Even a baby not yet half a year old was far larger than a spriggan—but there was only one baby, and there were hundreds of spriggans.
Gresh debated calling out to Tobas, asking for help, but so far the spriggans crowding around were not doing anything aggressive or making any demands, and he did not want the wizard to over-react and start throwing spells around carelessly. He also did not want to do anything that might prompt the spriggans to attack.
Besides, he and Karanissa still hadn’t retrieved the mirror, and if they didn’t get it out of the cave soon, the spriggans would almost certainly carry it off and hide it somewhere else, now that they knew that Gresh and his comrades were trying to take it.
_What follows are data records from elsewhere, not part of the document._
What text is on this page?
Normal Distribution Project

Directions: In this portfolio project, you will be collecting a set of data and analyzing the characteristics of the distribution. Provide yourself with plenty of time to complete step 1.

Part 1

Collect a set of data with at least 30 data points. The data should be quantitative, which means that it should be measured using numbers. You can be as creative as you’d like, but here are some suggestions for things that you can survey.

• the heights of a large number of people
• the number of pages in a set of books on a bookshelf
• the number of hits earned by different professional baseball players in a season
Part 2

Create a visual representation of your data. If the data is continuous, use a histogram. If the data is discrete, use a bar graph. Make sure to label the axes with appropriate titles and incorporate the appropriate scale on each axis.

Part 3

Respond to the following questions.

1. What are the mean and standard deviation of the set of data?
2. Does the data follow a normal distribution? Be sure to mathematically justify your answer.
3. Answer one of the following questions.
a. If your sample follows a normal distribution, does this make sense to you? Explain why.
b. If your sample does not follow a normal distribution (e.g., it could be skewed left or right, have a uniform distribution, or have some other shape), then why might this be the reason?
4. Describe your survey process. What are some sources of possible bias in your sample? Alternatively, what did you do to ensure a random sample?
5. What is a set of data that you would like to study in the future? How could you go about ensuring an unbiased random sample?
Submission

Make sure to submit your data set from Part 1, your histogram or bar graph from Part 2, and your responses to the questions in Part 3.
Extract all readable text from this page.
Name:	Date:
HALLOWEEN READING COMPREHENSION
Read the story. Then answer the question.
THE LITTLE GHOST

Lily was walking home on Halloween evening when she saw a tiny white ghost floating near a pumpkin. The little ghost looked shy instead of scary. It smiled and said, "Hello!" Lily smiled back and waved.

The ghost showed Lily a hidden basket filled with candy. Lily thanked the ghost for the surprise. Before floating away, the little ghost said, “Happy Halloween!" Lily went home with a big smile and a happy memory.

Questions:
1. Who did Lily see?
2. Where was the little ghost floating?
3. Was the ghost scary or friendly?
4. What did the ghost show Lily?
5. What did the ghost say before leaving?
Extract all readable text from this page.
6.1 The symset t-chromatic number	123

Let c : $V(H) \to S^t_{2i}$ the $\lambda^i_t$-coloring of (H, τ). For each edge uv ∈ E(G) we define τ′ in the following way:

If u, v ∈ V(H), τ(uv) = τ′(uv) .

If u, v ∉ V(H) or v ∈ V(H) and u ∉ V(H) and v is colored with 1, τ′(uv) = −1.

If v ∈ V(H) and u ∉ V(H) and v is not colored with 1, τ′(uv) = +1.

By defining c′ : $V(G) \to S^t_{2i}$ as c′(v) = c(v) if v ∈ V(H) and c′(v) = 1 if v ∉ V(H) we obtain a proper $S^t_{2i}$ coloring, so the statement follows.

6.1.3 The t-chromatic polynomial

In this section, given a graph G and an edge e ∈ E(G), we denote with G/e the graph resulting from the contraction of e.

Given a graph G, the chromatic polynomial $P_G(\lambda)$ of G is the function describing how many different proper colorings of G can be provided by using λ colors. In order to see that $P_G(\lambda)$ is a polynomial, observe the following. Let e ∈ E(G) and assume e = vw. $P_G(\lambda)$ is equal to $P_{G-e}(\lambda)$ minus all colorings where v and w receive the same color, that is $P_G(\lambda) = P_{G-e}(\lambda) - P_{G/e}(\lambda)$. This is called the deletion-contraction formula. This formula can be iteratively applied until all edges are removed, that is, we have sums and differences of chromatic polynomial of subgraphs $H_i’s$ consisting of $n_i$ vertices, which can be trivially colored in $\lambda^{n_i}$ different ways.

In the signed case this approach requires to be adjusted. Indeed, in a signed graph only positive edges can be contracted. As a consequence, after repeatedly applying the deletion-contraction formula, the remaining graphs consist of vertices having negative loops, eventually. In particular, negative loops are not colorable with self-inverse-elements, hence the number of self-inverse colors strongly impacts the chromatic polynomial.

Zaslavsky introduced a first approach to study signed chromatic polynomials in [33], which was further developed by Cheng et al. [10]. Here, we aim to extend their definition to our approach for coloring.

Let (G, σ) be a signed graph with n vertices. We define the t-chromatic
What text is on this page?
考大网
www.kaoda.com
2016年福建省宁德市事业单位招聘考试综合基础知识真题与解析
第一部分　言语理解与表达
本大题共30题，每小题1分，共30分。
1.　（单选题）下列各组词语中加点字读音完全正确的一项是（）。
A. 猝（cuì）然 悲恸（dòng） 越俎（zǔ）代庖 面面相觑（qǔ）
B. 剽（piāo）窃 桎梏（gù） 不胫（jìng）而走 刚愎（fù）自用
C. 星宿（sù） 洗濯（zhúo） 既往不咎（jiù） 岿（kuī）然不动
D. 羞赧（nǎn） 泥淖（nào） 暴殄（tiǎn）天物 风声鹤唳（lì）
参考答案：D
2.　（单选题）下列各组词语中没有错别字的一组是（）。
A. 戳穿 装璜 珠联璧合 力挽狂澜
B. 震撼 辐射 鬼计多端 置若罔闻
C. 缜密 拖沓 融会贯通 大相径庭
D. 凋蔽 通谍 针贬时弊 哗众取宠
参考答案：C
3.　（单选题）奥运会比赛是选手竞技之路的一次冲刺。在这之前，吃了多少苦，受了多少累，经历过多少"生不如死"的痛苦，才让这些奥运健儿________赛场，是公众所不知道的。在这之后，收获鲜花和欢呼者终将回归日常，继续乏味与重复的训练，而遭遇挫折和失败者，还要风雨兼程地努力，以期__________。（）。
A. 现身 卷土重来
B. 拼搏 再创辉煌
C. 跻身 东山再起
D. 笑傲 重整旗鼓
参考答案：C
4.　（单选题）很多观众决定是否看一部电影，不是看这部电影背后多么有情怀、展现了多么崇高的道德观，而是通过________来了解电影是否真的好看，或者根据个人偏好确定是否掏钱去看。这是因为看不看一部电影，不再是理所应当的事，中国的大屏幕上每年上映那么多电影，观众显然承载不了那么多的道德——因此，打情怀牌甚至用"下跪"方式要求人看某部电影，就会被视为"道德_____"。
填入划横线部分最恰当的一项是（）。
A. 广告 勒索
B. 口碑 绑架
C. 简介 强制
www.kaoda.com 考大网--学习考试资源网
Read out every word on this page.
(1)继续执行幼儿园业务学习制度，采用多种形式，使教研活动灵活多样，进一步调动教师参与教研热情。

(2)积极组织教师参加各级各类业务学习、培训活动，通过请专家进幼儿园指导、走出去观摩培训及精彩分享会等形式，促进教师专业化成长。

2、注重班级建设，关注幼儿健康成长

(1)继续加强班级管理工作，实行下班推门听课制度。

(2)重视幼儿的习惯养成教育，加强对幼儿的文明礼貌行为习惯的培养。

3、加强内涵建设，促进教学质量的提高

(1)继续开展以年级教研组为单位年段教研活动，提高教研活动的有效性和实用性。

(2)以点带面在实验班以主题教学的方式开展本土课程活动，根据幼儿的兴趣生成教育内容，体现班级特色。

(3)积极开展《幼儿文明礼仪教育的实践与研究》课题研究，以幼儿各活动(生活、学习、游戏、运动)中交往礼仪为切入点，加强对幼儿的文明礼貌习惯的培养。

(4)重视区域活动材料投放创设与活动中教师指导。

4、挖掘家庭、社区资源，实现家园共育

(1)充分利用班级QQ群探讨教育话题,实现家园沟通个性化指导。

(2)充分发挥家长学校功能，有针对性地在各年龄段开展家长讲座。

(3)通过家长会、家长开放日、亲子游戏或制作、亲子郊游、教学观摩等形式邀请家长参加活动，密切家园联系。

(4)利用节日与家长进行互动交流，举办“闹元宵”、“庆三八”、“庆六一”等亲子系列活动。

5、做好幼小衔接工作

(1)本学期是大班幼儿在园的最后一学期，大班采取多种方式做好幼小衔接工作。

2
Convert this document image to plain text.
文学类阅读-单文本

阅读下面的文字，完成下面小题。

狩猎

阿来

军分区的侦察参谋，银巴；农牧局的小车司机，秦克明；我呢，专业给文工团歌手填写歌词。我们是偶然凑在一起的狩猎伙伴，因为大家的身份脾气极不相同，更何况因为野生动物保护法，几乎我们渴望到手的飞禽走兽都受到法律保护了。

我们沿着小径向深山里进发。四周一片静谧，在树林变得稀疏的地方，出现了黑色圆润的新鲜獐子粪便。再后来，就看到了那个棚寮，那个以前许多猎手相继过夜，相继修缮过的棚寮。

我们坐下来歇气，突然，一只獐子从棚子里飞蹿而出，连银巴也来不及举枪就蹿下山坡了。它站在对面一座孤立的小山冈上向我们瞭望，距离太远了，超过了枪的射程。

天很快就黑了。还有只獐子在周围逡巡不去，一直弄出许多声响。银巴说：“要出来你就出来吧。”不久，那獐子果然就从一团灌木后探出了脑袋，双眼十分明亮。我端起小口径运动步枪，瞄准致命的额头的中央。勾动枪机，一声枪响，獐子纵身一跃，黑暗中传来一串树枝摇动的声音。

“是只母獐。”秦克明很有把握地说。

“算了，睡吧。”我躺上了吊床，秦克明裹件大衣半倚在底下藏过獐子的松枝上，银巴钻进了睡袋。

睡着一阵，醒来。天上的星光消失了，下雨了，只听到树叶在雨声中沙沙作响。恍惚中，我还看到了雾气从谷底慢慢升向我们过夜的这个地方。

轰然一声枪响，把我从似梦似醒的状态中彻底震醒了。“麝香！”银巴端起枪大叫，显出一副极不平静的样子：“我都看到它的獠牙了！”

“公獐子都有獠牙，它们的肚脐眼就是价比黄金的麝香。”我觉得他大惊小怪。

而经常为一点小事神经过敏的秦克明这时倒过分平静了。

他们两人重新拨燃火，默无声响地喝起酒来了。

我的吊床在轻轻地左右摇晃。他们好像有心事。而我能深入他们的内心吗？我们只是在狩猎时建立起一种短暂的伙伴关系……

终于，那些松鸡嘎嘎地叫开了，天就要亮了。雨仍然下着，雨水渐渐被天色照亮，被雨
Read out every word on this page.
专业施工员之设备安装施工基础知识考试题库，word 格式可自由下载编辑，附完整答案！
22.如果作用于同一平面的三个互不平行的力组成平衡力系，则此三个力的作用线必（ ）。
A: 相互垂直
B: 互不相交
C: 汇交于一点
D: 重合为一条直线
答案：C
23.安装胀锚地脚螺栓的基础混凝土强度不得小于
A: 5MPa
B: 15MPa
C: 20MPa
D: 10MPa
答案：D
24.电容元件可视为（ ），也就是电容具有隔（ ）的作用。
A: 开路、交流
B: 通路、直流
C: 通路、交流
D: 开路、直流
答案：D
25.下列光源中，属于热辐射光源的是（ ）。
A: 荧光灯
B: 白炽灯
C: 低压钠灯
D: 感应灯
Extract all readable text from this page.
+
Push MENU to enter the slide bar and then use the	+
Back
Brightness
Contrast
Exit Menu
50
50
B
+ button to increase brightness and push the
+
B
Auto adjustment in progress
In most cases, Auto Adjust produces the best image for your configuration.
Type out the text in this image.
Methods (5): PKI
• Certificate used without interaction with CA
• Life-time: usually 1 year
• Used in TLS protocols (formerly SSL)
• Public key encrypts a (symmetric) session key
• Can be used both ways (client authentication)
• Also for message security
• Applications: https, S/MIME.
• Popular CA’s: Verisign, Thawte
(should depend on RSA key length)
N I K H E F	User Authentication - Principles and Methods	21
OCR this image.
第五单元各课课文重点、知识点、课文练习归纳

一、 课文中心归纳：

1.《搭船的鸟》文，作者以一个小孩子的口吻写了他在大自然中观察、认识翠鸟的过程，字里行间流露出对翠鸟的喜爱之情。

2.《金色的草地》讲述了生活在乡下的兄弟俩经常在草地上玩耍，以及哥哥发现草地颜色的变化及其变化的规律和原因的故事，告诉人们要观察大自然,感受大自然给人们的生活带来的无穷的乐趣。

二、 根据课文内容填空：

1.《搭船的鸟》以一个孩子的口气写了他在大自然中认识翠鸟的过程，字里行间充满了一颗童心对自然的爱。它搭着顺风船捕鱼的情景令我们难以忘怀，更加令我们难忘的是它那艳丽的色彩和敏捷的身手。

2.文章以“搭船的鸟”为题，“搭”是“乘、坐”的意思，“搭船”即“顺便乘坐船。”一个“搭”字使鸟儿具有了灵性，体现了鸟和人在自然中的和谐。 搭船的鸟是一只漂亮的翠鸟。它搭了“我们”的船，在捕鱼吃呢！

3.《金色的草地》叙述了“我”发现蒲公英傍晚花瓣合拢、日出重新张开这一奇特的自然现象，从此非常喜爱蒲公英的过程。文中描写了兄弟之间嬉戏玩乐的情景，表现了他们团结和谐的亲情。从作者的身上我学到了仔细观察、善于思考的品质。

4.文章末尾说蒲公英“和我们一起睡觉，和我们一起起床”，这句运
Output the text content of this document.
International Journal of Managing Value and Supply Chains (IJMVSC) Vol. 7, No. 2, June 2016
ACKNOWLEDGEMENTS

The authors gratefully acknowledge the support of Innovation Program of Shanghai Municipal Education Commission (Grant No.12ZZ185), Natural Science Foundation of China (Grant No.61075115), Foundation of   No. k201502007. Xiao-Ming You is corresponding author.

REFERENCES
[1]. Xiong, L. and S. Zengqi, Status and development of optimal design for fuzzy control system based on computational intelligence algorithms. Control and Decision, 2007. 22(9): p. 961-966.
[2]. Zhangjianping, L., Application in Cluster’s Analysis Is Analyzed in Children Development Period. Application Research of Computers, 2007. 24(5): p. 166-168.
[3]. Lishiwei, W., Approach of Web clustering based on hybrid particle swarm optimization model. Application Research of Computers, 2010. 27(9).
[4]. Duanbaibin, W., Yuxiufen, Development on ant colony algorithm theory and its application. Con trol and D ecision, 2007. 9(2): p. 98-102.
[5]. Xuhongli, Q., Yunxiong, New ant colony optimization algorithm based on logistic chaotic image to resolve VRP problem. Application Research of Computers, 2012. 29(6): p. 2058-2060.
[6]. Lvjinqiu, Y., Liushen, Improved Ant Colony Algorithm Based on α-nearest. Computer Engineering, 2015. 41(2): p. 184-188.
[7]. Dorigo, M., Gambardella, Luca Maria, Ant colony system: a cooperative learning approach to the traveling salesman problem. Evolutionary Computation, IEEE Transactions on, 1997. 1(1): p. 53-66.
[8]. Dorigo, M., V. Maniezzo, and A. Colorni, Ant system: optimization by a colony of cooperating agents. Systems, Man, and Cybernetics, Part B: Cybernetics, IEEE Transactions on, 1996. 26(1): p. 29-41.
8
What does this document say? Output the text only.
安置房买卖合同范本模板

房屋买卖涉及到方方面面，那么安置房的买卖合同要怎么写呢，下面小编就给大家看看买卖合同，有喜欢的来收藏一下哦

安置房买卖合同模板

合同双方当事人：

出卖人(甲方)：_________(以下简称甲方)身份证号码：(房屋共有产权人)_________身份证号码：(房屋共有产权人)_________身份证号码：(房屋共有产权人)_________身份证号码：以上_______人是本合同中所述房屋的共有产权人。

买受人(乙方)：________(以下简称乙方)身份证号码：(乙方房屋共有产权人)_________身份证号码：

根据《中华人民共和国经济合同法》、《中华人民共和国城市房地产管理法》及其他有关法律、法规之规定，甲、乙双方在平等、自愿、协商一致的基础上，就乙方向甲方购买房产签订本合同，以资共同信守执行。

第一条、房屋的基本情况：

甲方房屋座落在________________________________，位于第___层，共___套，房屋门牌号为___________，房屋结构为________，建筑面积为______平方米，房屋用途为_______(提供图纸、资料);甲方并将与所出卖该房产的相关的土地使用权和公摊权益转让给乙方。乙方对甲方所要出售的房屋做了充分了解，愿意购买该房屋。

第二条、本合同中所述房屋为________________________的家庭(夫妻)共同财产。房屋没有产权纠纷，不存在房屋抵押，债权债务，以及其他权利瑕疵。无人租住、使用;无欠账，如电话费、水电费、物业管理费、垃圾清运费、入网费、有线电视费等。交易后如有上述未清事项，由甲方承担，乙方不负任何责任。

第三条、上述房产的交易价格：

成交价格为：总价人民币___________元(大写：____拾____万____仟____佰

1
This was all very annoying, and Gresh was irritated with himself for not having prepared for this situation. When he had thought about how they would retrieve the mirror he had somehow not expected to find this great horde of spriggans guarding the confounded thing, and in retrospect he wondered why he hadn’t considered the possibility. He supposed it was because he hadn’t thought of the little nuisances as intelligent enough to do anything so organized, but he now saw that this had been foolish of him. They could talk, they could use tools, and even a family of birds can organize well enough to guard a nest. Spriggans were stupid, but they weren’t that stupid.
Right now a hundred or so were watching him intently.
“Did you want something?” he asked the encircling spriggans.
“You go away!”
“Leave mirror alone!”
“Not touch!”
“Why?” Gresh asked. “It seems like an interesting thing. Why shouldn’t I look at it?”
“Might break!”
“Spriggans need it!”
“Could die!”
“Well, if it’s that important,” Gresh asked, “why do you have it out here in a dirty old cave, where some animal might get in and break it, instead of safely locked away in a castle somewhere?”
Too many tried to reply simultaneously for Gresh to make any sense of the response to his question. He held up both hands in a calming gesture.
“Now, now,” he said. “There’s no need to shout.” He pointed to one especially excited-looking spriggan. “Can you explain it to me?”
“Not trust castles,” the spriggan said. “Full of people. Some people not like spriggans, might break mirror on purpose!”
“Well, what about a deserted castle?” He did not actually point at the mountain to the east, but there could be no question of what he meant.
“Not safe! Mirror not work there!”
“Well, how safe is it here? What if a wolf got into that cave?”